Tariq al-Hashemi had issued his own accusations against Prime Minister Maliki, of abuse of power. He is now a wanted man, finding haven in Qatar. Now the majority Shia who were once repressed under the minority Sunni Baath party of Saddam Hussein who fought a long, destructive and bitter war with Iran, holds the reins of power. And has forged an amiable relationship with Iran. Placing Iraq alongside Syria, though not yet in the same league, within the Shia power bloc.
And as in Syria, al-Qaeda's new affiliate, recently renamed the Islamic State in Iraq and Syria, is intent on slaughtering Shia Muslim 'heretics' and restoring the country to Sunni rule. The country has been wracked in the last several months with co-ordinated, well-orchestrated car bombings, al-Qaeda's specialty. The odds are looking fairly convincing that the country will be again gripped on bloody sectarian violence, as it experienced in 2006 and 2007.

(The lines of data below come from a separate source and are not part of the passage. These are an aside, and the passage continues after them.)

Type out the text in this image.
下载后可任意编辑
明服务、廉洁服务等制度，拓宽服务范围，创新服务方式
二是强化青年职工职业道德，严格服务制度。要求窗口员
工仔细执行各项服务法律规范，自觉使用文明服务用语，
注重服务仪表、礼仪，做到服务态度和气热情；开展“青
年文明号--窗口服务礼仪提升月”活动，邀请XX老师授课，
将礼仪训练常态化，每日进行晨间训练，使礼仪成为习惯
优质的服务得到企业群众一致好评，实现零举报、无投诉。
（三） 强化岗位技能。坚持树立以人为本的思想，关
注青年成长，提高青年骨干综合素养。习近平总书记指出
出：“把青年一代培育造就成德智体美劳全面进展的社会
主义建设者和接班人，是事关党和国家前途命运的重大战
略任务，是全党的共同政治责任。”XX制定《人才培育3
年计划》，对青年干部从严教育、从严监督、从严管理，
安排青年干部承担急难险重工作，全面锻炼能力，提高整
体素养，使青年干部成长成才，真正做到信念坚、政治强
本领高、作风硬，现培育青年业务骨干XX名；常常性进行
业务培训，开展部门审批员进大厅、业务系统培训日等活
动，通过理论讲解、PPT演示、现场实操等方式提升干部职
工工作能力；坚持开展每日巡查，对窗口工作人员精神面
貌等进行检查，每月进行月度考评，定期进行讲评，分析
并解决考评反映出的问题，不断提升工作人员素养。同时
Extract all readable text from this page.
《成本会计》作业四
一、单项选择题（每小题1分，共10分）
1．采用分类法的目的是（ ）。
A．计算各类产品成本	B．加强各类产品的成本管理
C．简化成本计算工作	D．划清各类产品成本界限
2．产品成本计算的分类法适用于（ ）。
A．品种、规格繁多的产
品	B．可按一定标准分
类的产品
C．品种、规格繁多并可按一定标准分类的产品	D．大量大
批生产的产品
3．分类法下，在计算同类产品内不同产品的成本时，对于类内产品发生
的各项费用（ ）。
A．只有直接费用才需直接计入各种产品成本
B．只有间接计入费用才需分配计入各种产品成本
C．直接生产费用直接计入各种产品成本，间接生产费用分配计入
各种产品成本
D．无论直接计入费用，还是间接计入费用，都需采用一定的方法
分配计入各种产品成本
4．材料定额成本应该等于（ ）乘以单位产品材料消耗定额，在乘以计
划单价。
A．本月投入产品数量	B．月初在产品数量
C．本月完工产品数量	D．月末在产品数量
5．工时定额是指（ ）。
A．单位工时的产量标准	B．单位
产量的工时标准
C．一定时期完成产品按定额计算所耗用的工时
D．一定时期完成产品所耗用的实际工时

A traffic policeman thought a car looked suspicious, parked close by a parking lot and alerted everyone on the street: "Car bomb!" Pedestrians responded immediately in a huge panic, not knowing where to run for shelter -- in which direction to rush, while cars turned about in confusion, clogging the streets, and drivers rolled down their car windows in anticipation of glass exploding inside the vehicle from the concussive force of a blast.
And in four minutes the car did explode with a plume of black smoke wending toward the sky. Seven people were killed, over a dozen more injured. This was only one of a dozen explosions within the space of an hour that overtook the country on Wednesday morning. In total several days ago the bombs that struck in mostly Shiite areas killed 74 people. Before that day, in the days previous, ghastly scenes of beheaded bodies were being discovered.
That same Wednesday morning jihadists entered the home of a Shiite family in the Sunni-majority town of Latifiya and slaughtered seven people. Four children and three adults. All the members of that family had been decapitated. Security forces have embarked on operations dubbed "the revenge of the martyrs" in Sunni neighbourhoods. Hundreds of Sunni 'extremists' have been arrested; the government claims a bomb-making factory was discovered.
The rift between Sunni and Shiite Iraqis is marked and steadily widening; while Shia government moves have antagonized the Sunni community, they have barely effected the level of violence erupting through the country. Al-Qaeda's Internet videos of executions they carry out within Iraq have inspired fear and foreboding throughout the country. The 'martyrs' on each side of the equation are set to exact their revenge.
Iraqis now fear that within their own country -- exclusive of the Kurdish autonomous region -- there is no safety to be found; not in the markets, their restaurants, the neighbourhood sport fields; even children's soccer games are vulnerable to becoming targets for the jihadists.
And with the ongoing conflict in Syria, the further influx of refugees from that war-torn country where the atrocities are accelerating, it appears more and more likely that Iraq too will be swept into a cyclone of terror and vengeance killings.
The spreading malignancy of Islamism and its jihadist mentality of hatred and annihilation.